Closed ghost closed 5 years ago

ghost commented 5 years ago

I have a bit of an odd failure at hand here and I can't figure out what exactly is going on.

The Setup

I have a .NET Standard 2.0 test project that looks similar to this:

<Project Sdk="Microsoft.NET.Sdk">
  <PropertyGroup>
    <TargetFrameworks>net461;netcoreapp2.0</TargetFrameworks>
    <Configurations>Debug;Release</Configurations>
  </PropertyGroup>

[... various shared project references in here that contain the tests ... ]

  <ItemGroup>
    <PackageReference Include="Microsoft.CSharp" Version="4.4.1" />
    <PackageReference Include="NLog" Version="4.5.3" />
    <PackageReference Include="Microsoft.NET.Test.Sdk" Version="15.5.0" />
    <PackageReference Include="NSubstitute" Version="3.1.0" />
    <PackageReference Include="NUnit" Version="3.9.0" />
    <PackageReference Include="NUnit3TestAdapter" Version="3.9.0" />
  </ItemGroup>
</Project>

The tests get executed via dotnet test [name].csproj -c Release -v n -f [netcoreapp2.0/net461] on various machines and operating systems. The tests run all fine on a wide range of machines and operating systems however there is a single machine out there that is showing us an interesting failure.

The Test Failure

The test in question has a TestCase attribute with a single string argument: [TestCase( "{\"\":{\"\ud800\udd51\":\"team\"}}}}" )]. The meaning of the string is not relevant for this test and as you can see it contains a Unicode character that is made up of two escape sequences.
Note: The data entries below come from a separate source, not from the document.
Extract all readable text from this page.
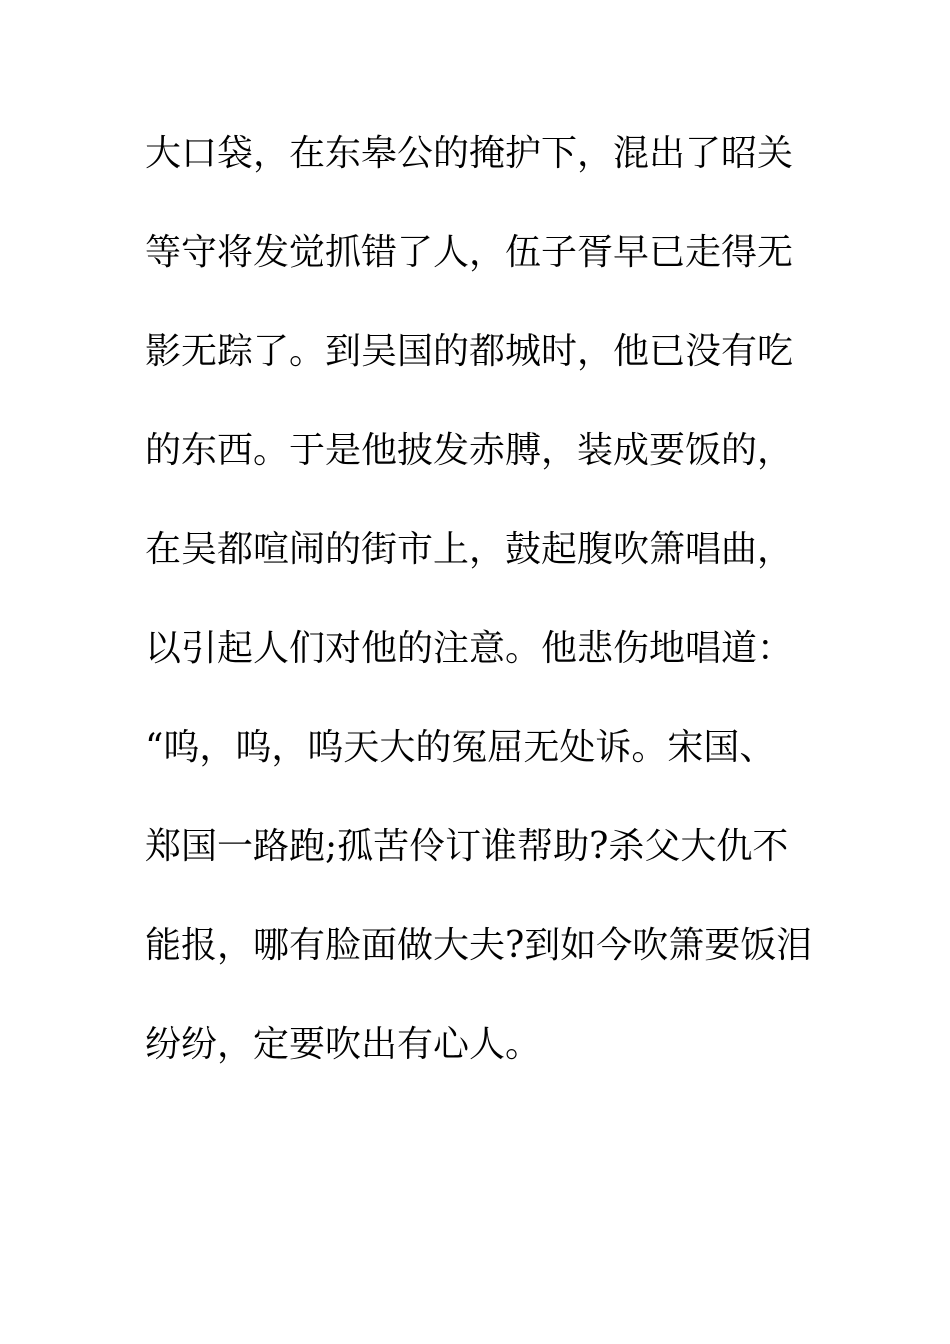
大口袋，在东皋公的掩护下，混出了昭关
等守将发觉抓错了人，伍子胥早已走得无
影无踪了。到吴国的都城时，他已没有吃
的东西。于是他披发赤膊，装成要饭的，
在吴都喧闹的街市上，鼓起腹吹箫唱曲，
以引起人们对他的注意。他悲伤地唱道：
“呜，呜，呜天大的冤屈无处诉。宋国、
郑国一路跑;孤苦伶订谁帮助?杀父大仇不
能报，哪有脸面做大夫?到如今吹箫要饭泪
纷纷，定要吹出有心人。
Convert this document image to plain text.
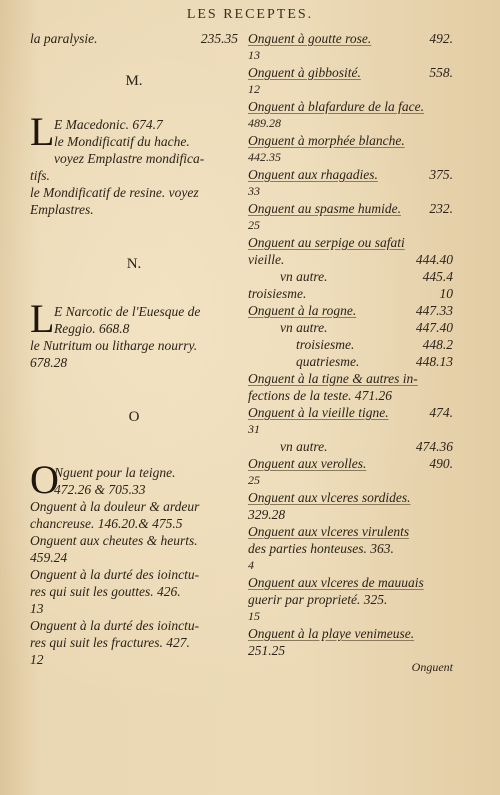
LES RECEPTES.
la paralysie.	235.35
M.
L E Macedonic. 674.7
le Mondificatif du hache.
voyez Emplastre mondifica-
tifs.
le Mondificatif de resine. voyez
Emplastres.
N.
L E Narcotic de l'Euesque de
Reggio. 668.8
le Nutritum ou litharge nourry.
678.28
O
O
Nguent pour la teigne.
472.26 & 705.33
Onguent à la douleur & ardeur
chancreuse. 146.20.& 475.5
Onguent aux cheutes & heurts.
459.24
Onguent à la durté des ioinctu-
res qui suit les gouttes. 426.
13
Onguent à la durté des ioinctu-
res qui suit les fractures. 427.
12
Onguent à goutte rose.	492.
13
Onguent à gibbosité.	558.
12
Onguent à blafardure de la face.
489.28
Onguent à morphée blanche.
442.35
Onguent aux rhagadies.	375.
33
Onguent au spasme humide. 232.
25
Onguent au serpige ou safati
vieille.	444.40
vn autre.	445.4
troisiesme.	10
Onguent à la rogne.	447.33
vn autre.	447.40
troisiesme.	448.2
quatriesme.	448.13
Onguent à la tigne & autres in-
fections de la teste. 471.26
Onguent à la vieille tigne.	474.
31
vn autre.	474.36
Onguent aux verolles.	490.
25
Onguent aux vlceres sordides.
329.28
Onguent aux vlceres virulents
des parties honteuses. 363.
4
Onguent aux vlceres de mauuais
guerir par proprieté. 325.
15
Onguent à la playe venimeuse.
251.25
Onguent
This test case works fine on Windows, OSX, and Ubuntu machines with the exception of a single Ubuntu machine that seems to be transforming the TestCase string argument into something invalid. \ud800\udd51 shows up as \0\udd51 on this particular machine and this is where the head scratching begins.

I wrote a very simple test case to isolate the issue as best as I could and this is how far I got:

[TestCase( "{\"\":{\"\ud800\udd51\":\"team\"}}}}" )] // A
[TestCase( "{\"\":{\"\ud800\udd51\":" )] // B
[TestCase( "\u6c34\ud800\udd51" )] // C
[TestCase( "\"\ud800\udd51\"" )] // D
public void StringTest( string s) {
    var j = System.Text.Encoding.Unicode.GetBytes(s);
    Assert.AreEqual( s, System.Text.Encoding.Unicode.GetString(j) );
}

[Test] // E
public void StringTest2() {
    StringTest( "{\"\":{\"\ud800\udd51\":\"team\"}}}}" );
}

Test cases B, C, D, and E all pass and show the correct unicode character in the console summary while test case A fails and shows the following:

"{\"\":{\"\0\udd51\":\"team\"}}}}"
---
Expected: "{"":{"\0\udd51":"team"}}}}"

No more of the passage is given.